To be sure, a story that takes place in a short period of time or even real time, can be deeply engaging and we can learn a lot about the characters, at that point in their lives.
But we don’t get “the rest of the story.” We don’t get to see how it all worked out, after all the excitement died down.
Did the life-changing decisions work out and the character stay on the new course? Or did they go back to their old ways?
How did their decisions affect others around them?
In a long timeline story, you get the opportunity to find out.
A long timeline story is similar to a biography, where you get to see a real person’s whole life played out and can see how they got to where they are today, or if they passed away, what their legacy to future generations is. Except for, in the story we’re talking fiction (or “inspired by true events”).
The value for me as a reader is that I don’t life my life in just a short story. My life takes place over many years. So a story that covers a key change point in life may be helpful and encouraging within its limited scope. But a story timeline that covers an entire life or a significant number of years in that life, gives insight into how things in life can and do build on each other, how we grow, change, develop.
There’s also something comforting and familiar about reading a series of books about the same characters. Or watching several movies or a TV series featuring the same ensemble cast. Because instead of having to get to know and understand all new characters, we get to dive deeper into the lives of the characters we already know. And we see them develop.
To be sure, there are TV series were the characters change very little from the first episode to the last, seasons later. That’s not what I’m talking about. I’m talking about storytelling that mimics real life and in real life, people change over time.
While in many ways I’m the same person I was when I was 20, in many other ways, I’m not when I’m 40 or even 60. I have so much more experience of life (happy and sad). Even time itself appears different. At 20, a year makes a huge difference. At 60, the years seem to go by rather quickly any more.
We make better and more successful choices in life when we play things forward, rather than just thinking of what the choice in front of me will accomplish in the next few minutes or days. If I do this today, what effect will that have on my life 5 years from now? In 10 years?
Stories can engage, entertain and encourage us. They can also allow us to explore scenarios we might never find ourselves in in real life. By exploring them in stories, we learn more about ourselves and our place in the bigger world. In the process, we become better equipped to deal with that big world we’re in.
If you haven’t read a series of books following the same characters over a long period of time, or watched a movie, series of movies or TV series built on a long timeline, try it. You might find that the characters in the stories become like old friends and you look forward to finding out what happened next.
In addition to the books and TV shows I mentioned already, here are a few more:
When Harry met Sally
A 12 year on and off, but mostly off, romance that definitely qualifies in this category.

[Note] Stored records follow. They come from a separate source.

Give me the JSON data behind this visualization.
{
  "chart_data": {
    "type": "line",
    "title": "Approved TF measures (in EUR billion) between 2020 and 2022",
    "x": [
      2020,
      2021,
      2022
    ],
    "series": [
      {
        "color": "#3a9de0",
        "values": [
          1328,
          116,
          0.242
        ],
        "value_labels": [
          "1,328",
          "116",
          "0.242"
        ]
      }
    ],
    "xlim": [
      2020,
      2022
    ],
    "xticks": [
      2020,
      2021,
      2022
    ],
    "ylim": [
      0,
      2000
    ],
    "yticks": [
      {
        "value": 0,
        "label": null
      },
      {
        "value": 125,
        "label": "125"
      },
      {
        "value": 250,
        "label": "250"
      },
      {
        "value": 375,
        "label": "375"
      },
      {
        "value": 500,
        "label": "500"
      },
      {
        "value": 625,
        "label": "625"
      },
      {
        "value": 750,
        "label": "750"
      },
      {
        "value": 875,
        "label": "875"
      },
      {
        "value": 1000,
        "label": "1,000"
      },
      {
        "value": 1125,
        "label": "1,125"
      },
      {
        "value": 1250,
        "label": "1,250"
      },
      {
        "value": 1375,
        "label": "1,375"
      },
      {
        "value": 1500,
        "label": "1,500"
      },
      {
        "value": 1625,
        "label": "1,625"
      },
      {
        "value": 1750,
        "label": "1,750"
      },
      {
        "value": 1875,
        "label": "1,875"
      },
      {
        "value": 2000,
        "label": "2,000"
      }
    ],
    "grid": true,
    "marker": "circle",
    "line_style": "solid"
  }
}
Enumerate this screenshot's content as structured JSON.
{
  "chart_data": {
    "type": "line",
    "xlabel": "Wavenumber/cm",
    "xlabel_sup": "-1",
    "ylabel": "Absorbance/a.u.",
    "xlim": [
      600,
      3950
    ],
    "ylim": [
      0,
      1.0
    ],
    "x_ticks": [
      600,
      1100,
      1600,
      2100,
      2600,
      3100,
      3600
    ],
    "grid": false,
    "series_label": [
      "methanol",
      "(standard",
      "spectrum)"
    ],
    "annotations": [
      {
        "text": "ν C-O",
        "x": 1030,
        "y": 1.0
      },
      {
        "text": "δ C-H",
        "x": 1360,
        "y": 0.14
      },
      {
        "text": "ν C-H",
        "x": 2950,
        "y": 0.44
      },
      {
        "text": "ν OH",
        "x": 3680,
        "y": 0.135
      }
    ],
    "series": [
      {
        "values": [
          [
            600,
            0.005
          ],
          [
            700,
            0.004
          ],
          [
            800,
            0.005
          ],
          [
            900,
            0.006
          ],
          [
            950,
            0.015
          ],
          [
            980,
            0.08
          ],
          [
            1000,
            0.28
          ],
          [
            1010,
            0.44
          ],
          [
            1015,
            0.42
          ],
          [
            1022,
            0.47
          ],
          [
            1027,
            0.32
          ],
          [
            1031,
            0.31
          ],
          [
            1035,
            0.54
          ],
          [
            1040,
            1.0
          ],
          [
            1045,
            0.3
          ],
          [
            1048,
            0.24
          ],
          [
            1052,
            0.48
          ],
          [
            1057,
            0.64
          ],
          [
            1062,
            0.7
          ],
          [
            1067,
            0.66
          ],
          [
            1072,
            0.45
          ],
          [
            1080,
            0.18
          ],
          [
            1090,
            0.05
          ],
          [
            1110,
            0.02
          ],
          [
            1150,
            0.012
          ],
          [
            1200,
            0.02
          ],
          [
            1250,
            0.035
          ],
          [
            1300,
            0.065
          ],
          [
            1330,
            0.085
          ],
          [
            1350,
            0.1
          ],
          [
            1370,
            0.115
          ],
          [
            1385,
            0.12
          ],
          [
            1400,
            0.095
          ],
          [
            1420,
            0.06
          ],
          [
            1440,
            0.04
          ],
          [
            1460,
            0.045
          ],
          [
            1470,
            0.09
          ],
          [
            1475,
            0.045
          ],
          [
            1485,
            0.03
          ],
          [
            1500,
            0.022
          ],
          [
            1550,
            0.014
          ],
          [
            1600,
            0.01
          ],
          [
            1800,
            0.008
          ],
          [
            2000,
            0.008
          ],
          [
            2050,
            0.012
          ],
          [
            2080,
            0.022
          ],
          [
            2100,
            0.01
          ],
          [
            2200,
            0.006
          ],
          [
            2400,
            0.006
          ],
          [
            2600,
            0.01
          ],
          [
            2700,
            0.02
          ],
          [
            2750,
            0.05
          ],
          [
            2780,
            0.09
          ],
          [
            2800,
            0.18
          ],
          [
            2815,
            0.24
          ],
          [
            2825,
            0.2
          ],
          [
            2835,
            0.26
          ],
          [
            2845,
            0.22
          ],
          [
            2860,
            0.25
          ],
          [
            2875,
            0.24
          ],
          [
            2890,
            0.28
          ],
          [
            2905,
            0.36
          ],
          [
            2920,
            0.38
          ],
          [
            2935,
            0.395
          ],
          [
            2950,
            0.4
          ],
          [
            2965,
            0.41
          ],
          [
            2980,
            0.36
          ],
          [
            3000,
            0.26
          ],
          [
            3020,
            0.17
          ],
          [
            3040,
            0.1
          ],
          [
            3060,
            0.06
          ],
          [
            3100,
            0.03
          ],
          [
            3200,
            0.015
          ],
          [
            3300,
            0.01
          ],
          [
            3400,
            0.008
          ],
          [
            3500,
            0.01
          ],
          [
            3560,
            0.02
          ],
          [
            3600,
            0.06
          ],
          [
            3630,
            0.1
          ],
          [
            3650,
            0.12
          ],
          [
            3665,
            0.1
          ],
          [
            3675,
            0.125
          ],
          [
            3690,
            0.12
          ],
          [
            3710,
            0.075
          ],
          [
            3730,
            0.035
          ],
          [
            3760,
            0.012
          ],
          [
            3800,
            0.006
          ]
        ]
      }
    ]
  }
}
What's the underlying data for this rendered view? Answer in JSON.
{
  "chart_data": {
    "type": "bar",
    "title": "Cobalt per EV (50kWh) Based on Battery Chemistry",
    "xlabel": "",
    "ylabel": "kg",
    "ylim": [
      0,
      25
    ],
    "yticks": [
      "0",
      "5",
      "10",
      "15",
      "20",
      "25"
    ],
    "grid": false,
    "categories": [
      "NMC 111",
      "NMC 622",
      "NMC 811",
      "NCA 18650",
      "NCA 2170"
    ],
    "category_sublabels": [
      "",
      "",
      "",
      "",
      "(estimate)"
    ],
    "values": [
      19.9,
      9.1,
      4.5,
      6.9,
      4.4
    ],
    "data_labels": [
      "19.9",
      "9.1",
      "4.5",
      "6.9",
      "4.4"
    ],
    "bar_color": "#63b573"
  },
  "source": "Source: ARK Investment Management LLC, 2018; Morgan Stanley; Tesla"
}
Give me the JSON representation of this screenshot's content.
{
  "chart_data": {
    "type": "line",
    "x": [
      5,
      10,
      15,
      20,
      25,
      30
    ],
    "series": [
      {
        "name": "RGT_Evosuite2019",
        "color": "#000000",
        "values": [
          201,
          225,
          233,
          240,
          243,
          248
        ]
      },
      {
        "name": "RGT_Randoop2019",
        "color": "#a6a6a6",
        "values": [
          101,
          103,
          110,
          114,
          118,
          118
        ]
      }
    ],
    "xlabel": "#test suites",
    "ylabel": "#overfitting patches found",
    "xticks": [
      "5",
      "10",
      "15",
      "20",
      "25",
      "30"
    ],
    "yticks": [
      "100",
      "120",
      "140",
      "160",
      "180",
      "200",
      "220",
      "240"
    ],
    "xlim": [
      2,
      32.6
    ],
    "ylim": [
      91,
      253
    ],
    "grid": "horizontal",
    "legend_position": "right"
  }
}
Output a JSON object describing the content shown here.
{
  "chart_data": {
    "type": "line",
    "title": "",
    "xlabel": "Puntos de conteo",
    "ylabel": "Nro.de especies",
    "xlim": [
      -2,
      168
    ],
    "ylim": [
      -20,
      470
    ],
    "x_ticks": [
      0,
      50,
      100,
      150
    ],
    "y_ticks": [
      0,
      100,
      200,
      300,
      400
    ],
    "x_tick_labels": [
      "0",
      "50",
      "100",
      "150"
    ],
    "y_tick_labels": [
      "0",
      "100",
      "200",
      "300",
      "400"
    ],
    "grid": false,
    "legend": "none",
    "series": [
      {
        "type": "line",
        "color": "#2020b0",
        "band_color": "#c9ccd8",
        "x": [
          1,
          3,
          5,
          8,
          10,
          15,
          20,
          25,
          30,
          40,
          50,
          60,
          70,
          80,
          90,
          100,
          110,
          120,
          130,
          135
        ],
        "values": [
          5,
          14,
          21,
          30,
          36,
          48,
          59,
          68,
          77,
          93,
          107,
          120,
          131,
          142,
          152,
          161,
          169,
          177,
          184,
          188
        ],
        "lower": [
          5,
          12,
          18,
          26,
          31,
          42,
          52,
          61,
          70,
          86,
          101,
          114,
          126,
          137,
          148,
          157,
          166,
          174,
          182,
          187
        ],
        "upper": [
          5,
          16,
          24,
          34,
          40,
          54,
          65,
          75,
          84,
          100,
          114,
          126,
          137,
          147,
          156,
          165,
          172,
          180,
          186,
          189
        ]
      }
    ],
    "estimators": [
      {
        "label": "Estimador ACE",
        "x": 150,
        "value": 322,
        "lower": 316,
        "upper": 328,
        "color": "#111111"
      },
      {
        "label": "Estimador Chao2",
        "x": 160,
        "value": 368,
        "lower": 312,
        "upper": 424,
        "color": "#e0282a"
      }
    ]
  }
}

It sticks with us precisely because it took “forever” for Harry and Sally to finally get together.
Winds of War & War and Remembrance
This epic masterpiece follows an American family from before World War II, through the war in Europe, Africa and the Pacific, all the way to peace at last and attempts at finding a new normal for those who survived.
Before Sunrise, Before Sunset, Before Midnight
(1995, 2004, 2013)
This movie trilogy follows Celine and Jesse from a chance encounter on a train to Vienna, through a reconnect in Paris 9 years later, to yet another 9 years later as the couple works on figuring out who and what they’ve become and where to go from here.
At the end of the third movie, I found myself seriously hoping that there will be another installment of their story come 2022.